Marcelo Parada: Secretária, a senhora tocou nesse assunto da aids, eu gostaria que a senhora nos desse os dados mais recentes de que dispõe sobre a incidência dessa doença em menores abandonados e qual o trabalho também que a sua secretaria tem feito nessa área.

Alda Marco Antônio: Eu vou fazer uma análise separada da Secretaria do Menor, que trabalha em meio aberto, e da Febem, [Fundação Estadual do Bem-Estar do Menor] que trabalha em meio fechado. A Secretaria do Menor já atendeu, ou está atendendo hoje, 238 mil crianças. É uma cifra gigantesca. Muitas cidades do estado de São Paulo não têm essa população. De toda essa população, nós encontramos três casos de jovens portadores do vírus da aids. Um infelizmente faleceu, não da aids, ele foi fazer surf no trem e infelizmente foi eletrocutado, bateu a cabeça num fio de alta tensão. Os outros dois estão indo bem, estão sendo atendidos pelo Centro de Referência da Aids, da Secretaria de Saúde, e um inclusive luta boxe, está treinando boxe, a doença está controlada. Nós temos a seguinte postura: fazer exames só quando há alguma dúvida e não discriminar; contar, inclusive, para os outros jovens que moram com eles nas casas, para que possam prevenir sobre a doença. Com relação à Febem, o quadro se divide em dois panoramas. O panorama dos bebês, que eu acabei de dar. Nós recebemos dos hospitais crianças abandonadas, portadoras do vírus da aids. Felizmente em alguns casos acontecem alguns milagres, e essas crianças nascem com o vírus da aids e depois de dois anos de tratamento, o vírus desaparece. Existe até um termo técnico que se usa dizer, “negativou”. Então quando uma criança aparece com o exame negativado, nós fazemos uma festa, porque nós sabemos...

Marcelo Parada: E na rua?

Alda Marco Antônio: Da rua, três casos. Na rua, a Secretaria do Menor atende três casos. Na Febem, nós tivemos um caso famoso de um menino que fugiu, fugiu do próprio hospital, foi para Santos, mas não chegam a dez os casos de jovens portadores desse vírus, com idade acima de 14 anos. E temos hoje 17 bebês que estão sendo preparados para irem para a Casa Vida. Então eu vou dizer a você que o panorama é triste, porque essa doença é insidiosa, infelizmente, não se conhece ainda a cura, e ainda que fosse uma única criança portadora dessa doença, eu acharia muito. Então nós temos na experiência de rua, três casos, e na Febem 17 bebês e mais dez ou 12 casos de jovens com idade acima de 14 anos.

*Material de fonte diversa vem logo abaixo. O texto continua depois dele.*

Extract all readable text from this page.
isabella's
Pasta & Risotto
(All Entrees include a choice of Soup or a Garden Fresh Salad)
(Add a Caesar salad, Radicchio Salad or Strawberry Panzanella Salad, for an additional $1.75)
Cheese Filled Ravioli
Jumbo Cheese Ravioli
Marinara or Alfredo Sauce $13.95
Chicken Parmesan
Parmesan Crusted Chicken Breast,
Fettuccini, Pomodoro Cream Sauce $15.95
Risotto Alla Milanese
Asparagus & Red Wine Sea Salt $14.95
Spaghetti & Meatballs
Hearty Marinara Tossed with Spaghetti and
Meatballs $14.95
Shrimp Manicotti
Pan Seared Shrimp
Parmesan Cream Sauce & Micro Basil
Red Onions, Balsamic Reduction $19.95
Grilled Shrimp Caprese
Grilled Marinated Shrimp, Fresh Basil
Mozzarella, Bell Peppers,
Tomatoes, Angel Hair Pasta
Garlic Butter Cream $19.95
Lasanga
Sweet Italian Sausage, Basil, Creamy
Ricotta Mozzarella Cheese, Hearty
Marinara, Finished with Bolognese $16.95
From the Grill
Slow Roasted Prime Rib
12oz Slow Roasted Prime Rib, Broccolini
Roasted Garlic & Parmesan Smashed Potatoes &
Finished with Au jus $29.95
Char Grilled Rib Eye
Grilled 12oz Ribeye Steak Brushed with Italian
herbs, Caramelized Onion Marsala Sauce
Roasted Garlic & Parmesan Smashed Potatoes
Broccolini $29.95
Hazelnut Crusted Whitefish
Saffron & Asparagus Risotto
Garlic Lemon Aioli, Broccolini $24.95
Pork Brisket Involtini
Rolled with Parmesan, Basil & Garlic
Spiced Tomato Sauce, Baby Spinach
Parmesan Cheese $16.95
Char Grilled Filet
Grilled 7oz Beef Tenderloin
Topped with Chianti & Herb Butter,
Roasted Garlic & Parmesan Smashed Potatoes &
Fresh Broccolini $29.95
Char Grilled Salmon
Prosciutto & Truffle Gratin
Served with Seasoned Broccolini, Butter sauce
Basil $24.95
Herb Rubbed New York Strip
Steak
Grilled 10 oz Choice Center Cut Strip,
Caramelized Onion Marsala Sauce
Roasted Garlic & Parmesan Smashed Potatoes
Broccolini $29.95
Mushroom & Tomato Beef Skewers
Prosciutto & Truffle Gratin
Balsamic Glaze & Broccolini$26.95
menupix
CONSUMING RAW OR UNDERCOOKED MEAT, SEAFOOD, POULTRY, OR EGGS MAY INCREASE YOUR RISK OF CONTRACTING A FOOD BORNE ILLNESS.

Jorge Escosteguy: Secretária, nós vamos precisar fazer um rápido intervalo, o Roda Viva volta daqui a pouco, entrevistando hoje a secretária do menor do Estado de São Paulo, Alda Marco Antônio. Até já.

[intervalo]

Jorge Escosteguy: Voltamos com o Roda Viva, que hoje está entrevistando a secretária do Menor do estado de São Paulo, Alda Marco Antônio. Secretária, no primeiro bloco, conversando ali com o Dácio, ele perguntava se o seu trabalho tem obtido alguma espécie de ressonância, de apoio, junto ao governo do estado, falou-se em Secretaria de Segurança etc, e a senhora disse: “Ah, quem me dera, política de governo. Quem me dera poder fazer um programa maior, ampliar esse programa que aparentemente, apesar de grande, ainda é pequeno para o tamanho do problema em São Paulo”. Talvez o que ele quisesse dizer, e me ocorreu isso um pouco, é se de repente esse programa tão elogiado – recebeu elogio da ONU – não pode se transformar em algo como, mal comparando, o Cieps do Brizola, por exemplo, uma coisa mais de fachada no sentido de promover um governo, mas pára num determinado estágio, ou seja, atinge um determinado um número de crianças, como é o caso do Cieps, e não vai dali para frente. Ou seja, se o governo está sentindo os resultados disso e de repente põe mais dinheiro, até como a senhora disse, é um programa barato, ou seja, se é barato melhor ainda, porque os Cieps são caros. Mas enfim, se está havendo uma resposta do governo no sentido de dizer “bom, se é uma coisa boa e está funcionando, a ONU aprovou etc, vamos ampliar esse programa, vamos fazer a Secretaria de Segurança controlar o maior infrator que põe as crianças na esquina para pedir esmola, ou que bate na criança”. Não pode, de repente, acontecer um pouco isso? Ser um programa muito bonito, todo mundo gostar, achar ótimo e tal, mas fica ali naquele âmbito e não cresce para o resto.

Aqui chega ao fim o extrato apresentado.